Shinzo Abe, Japan’s longest-serving prime minister, was assassinated Friday while giving a campaign speech in Nara. He was 67. A 41-year-old male suspect is now in custody.
Abe appeared on the cover of TIME twice during his first, one-year term as prime minister from 2006 to 2007 and once during his second term, which lasted seven years from 2012 to 2020. In 2014, he gave a wide-ranging interview to TIME at moment when, as the magazine wrote, “Japan searches for its soul,” citing the 2011 Fukushima nuclear disaster and China surpassing Japan as the world’s second biggest economy.
Abe talked about his worldview and what keeps him going. “I am a patriot,” he told TIME in the April 28, 2014 issue. As he explained his approach to foreign policy, “I have made a pledge never to wage war again, that we must build a world that is free from the sufferings of the devastation of war.” (Read highlights of the interview here.)
He described a pillar of his foreign policy as strengthening Japan’s relationship with the U.S. As he put it, “Japan became an ally of the U.S., whom it fought against in the past war. I think this alliance has largely contributed to the peace and stability of the Asia-Pacific region.”
He also boasted that he has thick skin when it comes to criticism. “Since I am a politician, I often get criticized, as I try to exercise what I believe to be right,” he said. “However, if you mind such criticism, I think you can’t protect people’s lives.”
TIME’s features on Abe also included constructive criticism of his leadership. In a profile reported from Tokyo in its Sept. 18, 2006 Asia edition, the magazine characterized the 51-year-old poised to become Japan’s youngest prime minister since World War II as an “enigma” and “an unabashed conservative, eager to strengthen the U.S. alliance and promote a more assertive role for Japan abroad, despite the risk of further antagonizing neighbors like China and South Korea.”
A year later, the magazine reported that he “mended fences” with China and South Korea—though tensions with both countries would rise again during Abe’s second term. When he resigned, in poor health, TIME delivered a post-mortem on his brief tenure in the Sep. 24, 2007 Asia edition. “He set up a legal framework to amend the constitution, which includes clauses that currently keep Japan’s army from active participation in combat,” the feature said. “Yet for all his ambitious foreign-policy goals, Abe was undone by far more prosaic domestic concerns. According to results of a government survey released on Sept. 8, what the Japanese most wanted from their leaders were medical and pension reform, better elderly care and more jobs.”

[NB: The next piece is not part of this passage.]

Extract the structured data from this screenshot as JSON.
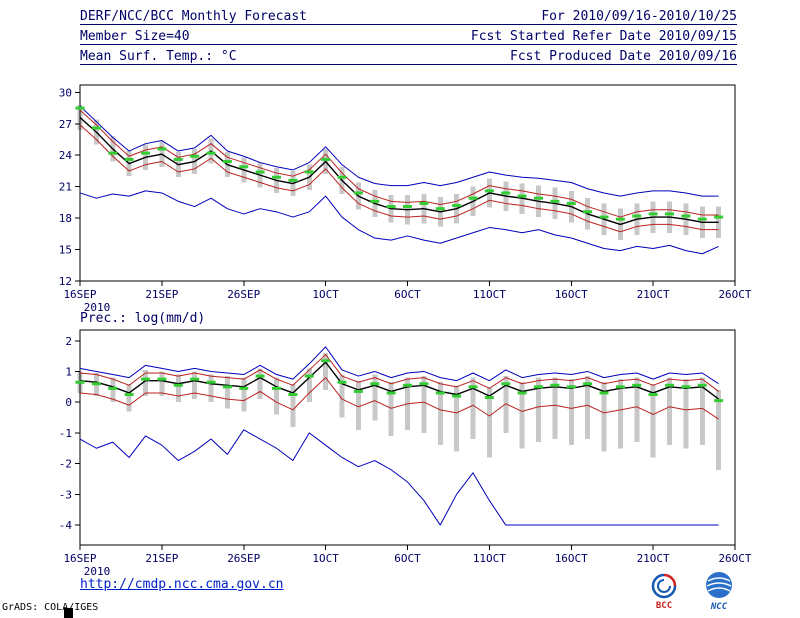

In 2018, Abe was named to the TIME100 list of the world’s most influential people. In a tribute, Australian Prime Minister Malcolm Turnbull hailed Abe’s “confident and dynamic leadership” and described him as “flexible” and “a careful listener” who is “always willing to work to accommodate the views of others,” highlighting his role in securing the Trans-Pacific Partnership trade deal that Japan, Australia and nine other nations signed that March.
This embrace of multilateralism is a big part of what his tenure will be remembered for, TIME columnist Ian Bremmer wrote when Abe stepped down in 2020—again because of health reasons. As Bremmer put it, “Japan became a much more prominent international player. And Abe’s personal diplomacy is a big reason why.”